Corre el verano de 1978 y, más allá de esos juegos salpicados de crueldad infantil y reprimendas maternas, todo transcurre con la liviandad debida para el pequeño Michele y sus amigos. Luego, casi como en el principio de «Mediterráneo» donde la irrupción de una nave de guerra hería la enceguecedora belleza de una isla griega, en «El secreto» la impactante visión de otro niño semidesnudo y encadenado dentro de un pozo, hiere los ojos y el alma de Michele, único testigo de ese espanto porque se había quedado rezagado.
A partir de allí, el film se convierte en una especie de thriller con climas y personajes de fábula, ya que se lo ve a través de la mirada del niño protagónico, quien, sin contarle nada a nadie vuelve una y otra vez a darle agua y comida al prisionero sin conseguir que éste le explique qué hace ahí.
Entretanto, la llegada de un torvo amigo de su padre dispara la imaginación de Michele hasta que un noticiero televisivo le revela a él y al espectador de qué se trata todo.

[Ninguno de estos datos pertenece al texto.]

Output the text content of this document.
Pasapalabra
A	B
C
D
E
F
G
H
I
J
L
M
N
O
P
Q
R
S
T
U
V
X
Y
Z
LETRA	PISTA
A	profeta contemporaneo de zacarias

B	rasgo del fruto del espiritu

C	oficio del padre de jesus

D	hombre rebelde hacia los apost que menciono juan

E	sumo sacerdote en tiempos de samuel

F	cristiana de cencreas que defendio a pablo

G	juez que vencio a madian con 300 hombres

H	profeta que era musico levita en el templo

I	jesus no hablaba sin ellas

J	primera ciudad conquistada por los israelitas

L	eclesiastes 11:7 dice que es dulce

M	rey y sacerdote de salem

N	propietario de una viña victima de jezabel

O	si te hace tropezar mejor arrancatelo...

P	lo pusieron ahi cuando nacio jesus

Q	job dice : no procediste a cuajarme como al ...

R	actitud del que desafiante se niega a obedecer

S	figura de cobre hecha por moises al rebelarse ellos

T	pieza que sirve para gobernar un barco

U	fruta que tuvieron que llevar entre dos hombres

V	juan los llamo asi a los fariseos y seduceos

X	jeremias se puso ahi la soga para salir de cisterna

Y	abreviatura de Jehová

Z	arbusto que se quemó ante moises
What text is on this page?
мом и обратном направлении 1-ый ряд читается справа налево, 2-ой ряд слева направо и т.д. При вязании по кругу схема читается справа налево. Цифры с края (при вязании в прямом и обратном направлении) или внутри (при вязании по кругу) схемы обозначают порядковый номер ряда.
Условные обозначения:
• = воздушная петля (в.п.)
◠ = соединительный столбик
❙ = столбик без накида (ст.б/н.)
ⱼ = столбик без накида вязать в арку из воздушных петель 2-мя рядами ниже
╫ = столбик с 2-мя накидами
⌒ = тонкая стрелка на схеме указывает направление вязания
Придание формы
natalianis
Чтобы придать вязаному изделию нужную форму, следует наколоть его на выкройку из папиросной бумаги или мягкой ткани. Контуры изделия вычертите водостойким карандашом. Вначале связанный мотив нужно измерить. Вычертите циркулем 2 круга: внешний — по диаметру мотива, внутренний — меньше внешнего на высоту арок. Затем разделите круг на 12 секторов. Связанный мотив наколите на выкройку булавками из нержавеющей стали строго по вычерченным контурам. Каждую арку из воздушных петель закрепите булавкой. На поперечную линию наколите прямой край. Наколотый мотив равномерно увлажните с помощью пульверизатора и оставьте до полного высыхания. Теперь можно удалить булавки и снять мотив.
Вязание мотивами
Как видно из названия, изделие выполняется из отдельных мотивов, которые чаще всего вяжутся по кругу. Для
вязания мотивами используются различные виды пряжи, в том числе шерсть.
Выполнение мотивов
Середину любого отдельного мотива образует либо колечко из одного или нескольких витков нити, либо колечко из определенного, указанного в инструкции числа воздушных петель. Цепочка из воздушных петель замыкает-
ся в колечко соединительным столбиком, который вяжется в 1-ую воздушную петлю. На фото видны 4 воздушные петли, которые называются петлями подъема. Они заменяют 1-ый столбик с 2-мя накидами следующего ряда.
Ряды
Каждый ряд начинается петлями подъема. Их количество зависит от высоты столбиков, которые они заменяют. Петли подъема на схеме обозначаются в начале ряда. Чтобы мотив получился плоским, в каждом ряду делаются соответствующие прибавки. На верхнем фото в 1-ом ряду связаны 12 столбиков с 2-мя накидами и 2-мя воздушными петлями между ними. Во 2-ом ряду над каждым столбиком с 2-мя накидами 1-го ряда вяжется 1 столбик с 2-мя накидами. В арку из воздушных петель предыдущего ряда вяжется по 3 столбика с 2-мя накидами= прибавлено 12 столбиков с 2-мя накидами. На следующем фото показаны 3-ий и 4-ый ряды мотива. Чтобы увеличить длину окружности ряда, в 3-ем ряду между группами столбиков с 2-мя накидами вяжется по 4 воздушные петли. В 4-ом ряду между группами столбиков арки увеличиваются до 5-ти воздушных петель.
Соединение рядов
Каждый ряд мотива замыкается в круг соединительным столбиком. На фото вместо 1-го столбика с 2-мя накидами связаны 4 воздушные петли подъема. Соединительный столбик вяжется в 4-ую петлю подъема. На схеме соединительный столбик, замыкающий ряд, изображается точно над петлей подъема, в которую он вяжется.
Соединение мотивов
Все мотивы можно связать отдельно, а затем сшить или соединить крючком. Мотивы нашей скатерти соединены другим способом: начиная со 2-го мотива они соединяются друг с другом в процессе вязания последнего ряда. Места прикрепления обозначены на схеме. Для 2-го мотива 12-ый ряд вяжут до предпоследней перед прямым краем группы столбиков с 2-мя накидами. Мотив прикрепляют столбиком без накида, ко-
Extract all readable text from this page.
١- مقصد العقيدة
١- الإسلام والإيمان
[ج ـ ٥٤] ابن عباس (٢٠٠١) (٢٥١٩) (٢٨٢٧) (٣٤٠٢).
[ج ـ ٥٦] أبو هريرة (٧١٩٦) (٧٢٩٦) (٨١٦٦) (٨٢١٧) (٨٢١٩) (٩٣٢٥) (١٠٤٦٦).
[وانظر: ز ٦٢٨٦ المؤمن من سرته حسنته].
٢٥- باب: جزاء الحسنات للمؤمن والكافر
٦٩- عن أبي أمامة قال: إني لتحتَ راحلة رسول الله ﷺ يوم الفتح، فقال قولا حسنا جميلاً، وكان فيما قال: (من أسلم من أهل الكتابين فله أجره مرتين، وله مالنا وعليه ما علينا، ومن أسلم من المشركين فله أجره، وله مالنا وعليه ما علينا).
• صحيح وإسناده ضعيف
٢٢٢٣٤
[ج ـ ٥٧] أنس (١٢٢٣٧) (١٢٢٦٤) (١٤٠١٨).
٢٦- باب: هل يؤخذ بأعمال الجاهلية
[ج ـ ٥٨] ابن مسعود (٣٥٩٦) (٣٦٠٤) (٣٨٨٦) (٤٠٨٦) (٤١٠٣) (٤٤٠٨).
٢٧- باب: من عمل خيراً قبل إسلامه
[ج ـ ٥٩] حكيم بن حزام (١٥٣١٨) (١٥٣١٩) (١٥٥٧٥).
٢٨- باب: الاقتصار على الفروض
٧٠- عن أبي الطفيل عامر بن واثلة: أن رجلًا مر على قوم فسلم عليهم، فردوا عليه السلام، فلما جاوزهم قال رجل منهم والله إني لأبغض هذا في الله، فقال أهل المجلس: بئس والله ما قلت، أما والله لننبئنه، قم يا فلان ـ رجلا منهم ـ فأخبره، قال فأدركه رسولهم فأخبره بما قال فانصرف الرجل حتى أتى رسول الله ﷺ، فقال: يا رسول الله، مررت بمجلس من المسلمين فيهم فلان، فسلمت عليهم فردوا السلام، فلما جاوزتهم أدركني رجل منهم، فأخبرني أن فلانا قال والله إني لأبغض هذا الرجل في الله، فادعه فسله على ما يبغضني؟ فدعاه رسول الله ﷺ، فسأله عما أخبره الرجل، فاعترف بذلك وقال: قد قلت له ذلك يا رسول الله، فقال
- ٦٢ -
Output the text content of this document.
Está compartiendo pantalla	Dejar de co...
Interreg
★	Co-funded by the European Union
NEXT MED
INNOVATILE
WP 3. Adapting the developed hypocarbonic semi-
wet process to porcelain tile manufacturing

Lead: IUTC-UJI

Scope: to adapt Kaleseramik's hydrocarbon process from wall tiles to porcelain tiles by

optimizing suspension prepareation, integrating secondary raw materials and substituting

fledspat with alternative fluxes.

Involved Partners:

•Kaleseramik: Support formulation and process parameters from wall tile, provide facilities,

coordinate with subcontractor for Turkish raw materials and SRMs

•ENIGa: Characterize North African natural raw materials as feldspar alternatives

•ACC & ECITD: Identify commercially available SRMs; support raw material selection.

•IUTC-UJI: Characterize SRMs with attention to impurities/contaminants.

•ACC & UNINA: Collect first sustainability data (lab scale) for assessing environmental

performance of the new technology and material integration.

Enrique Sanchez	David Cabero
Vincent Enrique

El objetivo evidente de la película, basada en un best-seller de Niccoló Ammaniti adaptada por su autor, es mostrar la pérdida de la inocencia de un chico de 10 años enfrentado a la realidad más descarnada y, lo que es peor, a la abyección de sus mayores, mientras desarrolla -por sí solo, valga la aclaración- valores como la amistad, la solidaridad y hasta la desobediencia por un buen fin. Salvatores eligió correctamente al elenco: Giuseppe Cristiano (Michele), es realmente un dechado de frescura, Aitana Sánchez Gijón da bien una mamma cuasi trágica y Diego Abatantuono convence con su rufián de historieta, para citar algunos. Como en «Mediterráneo» -y ni qué decir en «Puerto escondido»-, el director vuelve a deleitarse embelleciendo el paisaje, pero también vuelve a quedarse en la superficie de las cosas. Es que, si bien queda clarísimo que el estilo de narración busca concordar con la visión del mundo de Michele, su mirada de director por momentos resulta tan o más pueril que la de su encantador protagonista.